When it comes to predictions, perhaps no organization on the planet is better able to make dreams a reality than the Defense Advanced Research Projects Agency (DARPA). Their “mad science” reputation already has given the world humanoid robots, drones, and the world’s most advanced surveillance systems. But they are telling us that there is much more to come.
Interestingly, the timeline given by DARPA’s “Forward to the Future” video messages, seen below, is 2045 – the theorized date of The Singularity popularized by futurist Ray Kurzweil in his 2006 book The Singularity is Near: When Humans Transcend Biology. As the title implies, The Singularity is the threshold where computer systems surpass and/or augment both the intelligence and the biological functions of the human body. It’s a process that already has begun, and DARPA is reinforcing their commitment to make it a reality by the target date.

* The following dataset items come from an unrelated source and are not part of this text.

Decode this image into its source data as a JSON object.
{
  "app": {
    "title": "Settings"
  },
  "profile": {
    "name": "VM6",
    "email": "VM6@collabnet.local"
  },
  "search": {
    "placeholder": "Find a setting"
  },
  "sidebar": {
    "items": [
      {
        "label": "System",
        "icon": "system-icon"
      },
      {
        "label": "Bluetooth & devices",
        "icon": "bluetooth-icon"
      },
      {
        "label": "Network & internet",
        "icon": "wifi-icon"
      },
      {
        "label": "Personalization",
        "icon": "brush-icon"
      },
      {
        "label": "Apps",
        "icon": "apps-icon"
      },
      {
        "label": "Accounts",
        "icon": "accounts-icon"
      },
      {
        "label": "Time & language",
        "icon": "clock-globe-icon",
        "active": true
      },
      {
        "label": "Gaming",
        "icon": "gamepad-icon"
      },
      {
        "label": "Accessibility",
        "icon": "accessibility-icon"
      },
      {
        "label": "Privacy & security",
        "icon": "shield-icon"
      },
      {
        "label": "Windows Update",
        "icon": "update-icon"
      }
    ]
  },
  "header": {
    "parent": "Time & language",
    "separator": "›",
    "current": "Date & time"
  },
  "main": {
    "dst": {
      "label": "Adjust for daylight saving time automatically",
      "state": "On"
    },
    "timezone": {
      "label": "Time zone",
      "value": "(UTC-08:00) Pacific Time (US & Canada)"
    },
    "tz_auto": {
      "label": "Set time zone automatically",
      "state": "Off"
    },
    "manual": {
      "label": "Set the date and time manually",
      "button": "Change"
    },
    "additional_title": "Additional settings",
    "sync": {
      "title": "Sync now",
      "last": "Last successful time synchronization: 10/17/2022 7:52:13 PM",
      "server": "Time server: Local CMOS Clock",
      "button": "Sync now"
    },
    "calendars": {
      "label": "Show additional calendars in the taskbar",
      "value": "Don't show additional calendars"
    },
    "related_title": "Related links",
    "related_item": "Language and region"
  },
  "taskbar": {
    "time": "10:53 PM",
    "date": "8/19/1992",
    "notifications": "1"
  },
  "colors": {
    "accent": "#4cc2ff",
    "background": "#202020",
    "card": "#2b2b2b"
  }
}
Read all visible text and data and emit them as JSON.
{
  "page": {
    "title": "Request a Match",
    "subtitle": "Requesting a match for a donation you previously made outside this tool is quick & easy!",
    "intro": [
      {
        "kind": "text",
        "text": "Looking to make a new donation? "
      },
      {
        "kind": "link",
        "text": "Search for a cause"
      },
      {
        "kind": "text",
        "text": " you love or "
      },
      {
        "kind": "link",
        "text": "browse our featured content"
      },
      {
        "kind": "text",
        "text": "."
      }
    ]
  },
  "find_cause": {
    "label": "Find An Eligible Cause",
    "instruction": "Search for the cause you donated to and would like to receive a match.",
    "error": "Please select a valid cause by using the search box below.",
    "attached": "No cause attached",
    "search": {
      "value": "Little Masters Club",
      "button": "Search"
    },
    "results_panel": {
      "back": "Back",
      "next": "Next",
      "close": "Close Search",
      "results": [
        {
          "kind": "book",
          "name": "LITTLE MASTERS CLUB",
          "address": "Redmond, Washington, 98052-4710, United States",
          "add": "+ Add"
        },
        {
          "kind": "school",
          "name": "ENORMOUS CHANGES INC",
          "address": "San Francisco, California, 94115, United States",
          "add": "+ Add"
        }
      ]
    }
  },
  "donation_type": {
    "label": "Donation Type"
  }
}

With yearly (known) funding in the tens of billions of dollars, DARPA also receives untold funding for “black budget” secret projects not even subjected to presidential and congressional oversight. So when they cast a vision of the future, it is worth paying attention.
1 – Human-Machine Interface
This broad category includes new ways to communicate with the machines around us, even through emotions. Everything from self-driving vehicles to fully autonomous military and spacecraft to all of the computer systems at home and out in the world – plus, of course, preparing for a world with robots at home and in the workplace. Currently, digital implants and wearable devices are beginning to give us some indication of what is in store whether it is augmented reality applications, health monitoring, or the many other gadgets we choose to make our lives more “efficient and dynamic.” But for true communication and machine autonomy, Artificial Intelligence must reach a level equal to or surpassing that of humans. The latest research shows that this is happening faster than expected.
Pam Melroy, an aerospace engineer, former astronaut and current deputy director of DARPA’s Tactical Technologies Office, foresees technologies that would enable machines to collaborate with humans as partners on tasks far more complex than those we can tackle today.
2 – Mind Control
This is not mind control as the receiver of information for the purpose to manipulate, rather this is a future where our minds control the world around us. This already has been achieved in medical applications such as prosthetics connected to the brain. But this is set to expand much further into the Internet of Things, which itself is advancing at warp speed. The IOT agenda is turning our everyday physical items into a replica of the Internet by infusing them with computer intelligence. The next step would be to eliminate the various cumbersome remote control functions and enable gadgets to operate via mind control.
Justin Sanchez, a neuroscientist and program manager in DARPA’s Biological Technologies Office, imagines a world where neurotechnologies could enable users to interact with their environment and other people by thought alone.
3 – Nanotech Materials
The world of nanotechnology is likely to be transformative in a way that cannot be overstated. Artificial skin, spray-on solar cells, self-repairing architecture, invisibility cloaks, and a host of DNA-level medical applications will be able to build and re-build human beings and the environment.
Stefanie Tompkins, a geologist and director of DARPA’s Defense Sciences Office, envisions building substances from the atomic or molecular level up to create “impossible” materials with previously unattainable capabilities.